Silicon is the second most abundant element on earth. Unfortunately, it’s mostly found in impure forms, not the refined elemental stuff needed for integrated circuits and solar cells.
The existing technology for making pure silicon is mature but it’s expensive and dirty, and it’s optimized for making electronics—not battery electrodes, thermoelectrics, and solar cells, which have different requirements, says Nanjing University’s Jia Zhu. He worked with Yi Cui, a materials scientist at Stanford University, to develop a simple and cheap nanotech trick to get 99.999 percent pure silicon from cheap bulk ferrosilicon.
First they grind bulk ferrosilicon in a ball mill, down to particles smaller than 100 nanometers. Inside the grinder, the material tends to break at points where there are impurities, which are now exposed on the huge surface area of the nanoparticles. A quick dip in a mix of strong acids strips away oxygen and metal impurities, converting the material from 84 percent silicon by weight to 99.999 percent.

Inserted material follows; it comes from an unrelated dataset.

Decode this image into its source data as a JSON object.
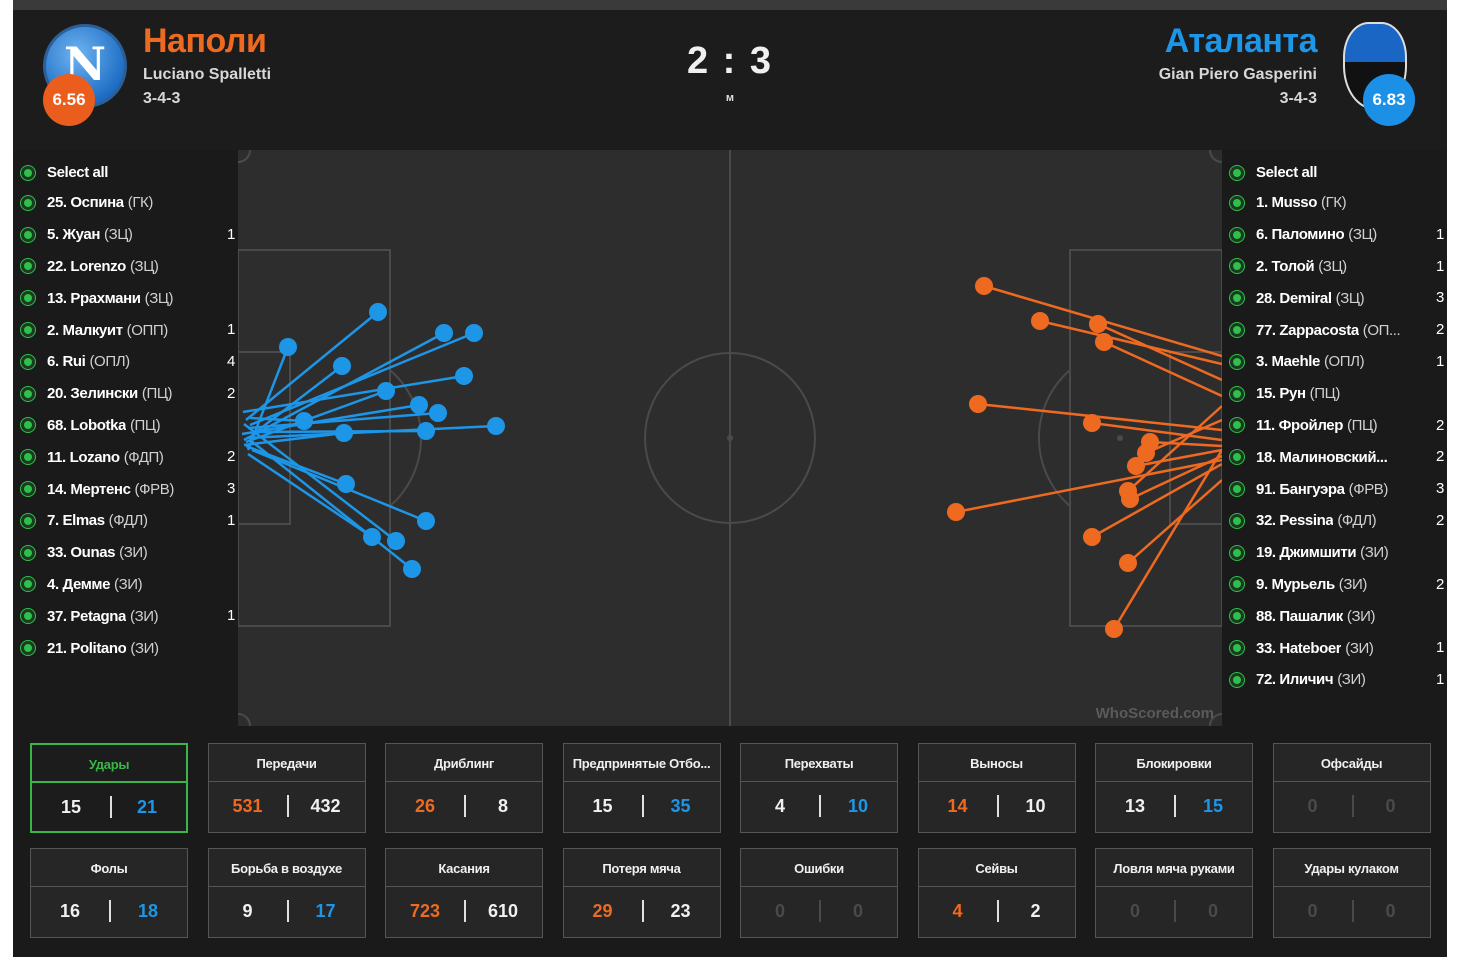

This process is a throwback to WWII-era methods for silicon purification, but with a nano twist. Acid etching of silicon has been around since at least 1919, and during the Second World War metallurgical silicon was crushed and etched to make radar components. But this crush-and-etch method never achieved high purity, because no one had focused on getting the particles down to nano size. So an energy-intensive, expensive process that leads to very high purity became standard. The Siemens method uses temperatures of over 1000° C, to purify and deposit pure silicon from gases. It can produce very high purities, including the 99.9999999 percent pure silicon needed for today’s integrated circuits.
Zhu and Cui’s method can’t achieve those kinds of numbers, but 99.999 percent is good enough to make thermoelectric devices and battery electrodes with. In their 19 October paper on the nanopurification process in theProceedings of the National Academy of Sciences, the researchers show they can make an anode for a working battery with their cheaper silicon. Silicon anodes are a big area of research in Cui’s lab and the core technology of the company he founded, Amprius.
The costs vary depending on the specific application, but Zhu and Cui believe their process could save a lot of money. Bulk ferrosilicon costs about US $1 per kilogram, and their process for making silicon that’s 99.999 percent pure, or “five nines”, shouldn’t add substantially to that.
Silicon for solar cells typically has to be six nines and costs $50 to $100/kg, says Zhu. The group is in striking distance of six nines, but he says it may not be necessary to get there. He’s working on making five-nines silicon solar cells that uses new light trapping designs. He also notes that most of the remaining impurities are boron and phosphorus, the elements used for the p– and n-type doping that give silicon its bandgap. So if he can figure out how to remove one or the other at a time, the cheap silicon may come pre-doped.
A recent study of capital costs for building new solar factories suggests that bringing down the cost of purifying silicon could make a difference in the solar market. In an analysis published in Energy & Environmental Science in September, researchers at MIT and the National Renewable Energy Laboratory worry that the capital expense of opening new PV factories could slow the growth of the solar industry. Tonio Buonassisi and his colleagues pin a large chunk of that capital expense on the materials: 45 percent of total capital expense in opening a new solar factory goes to the equipment and facilities needed to purify silicon and grow it into crystalline hunks. And 17 percent of the total capital expense comes from the purification method Zhu wants to replace, the high temperature Siemens purification process.
Buonassisi and crew write that due to high capital costs, the current growth rate of the solar industry, about 50 percent annually, is not sustainable; something more like 19 percent per year is more realistic. Disruptive technology’s like Zhu’s could help, down the line. “Silicon is so abundant and the processes are so mature, but we can still make it cheaper,” says Zhu.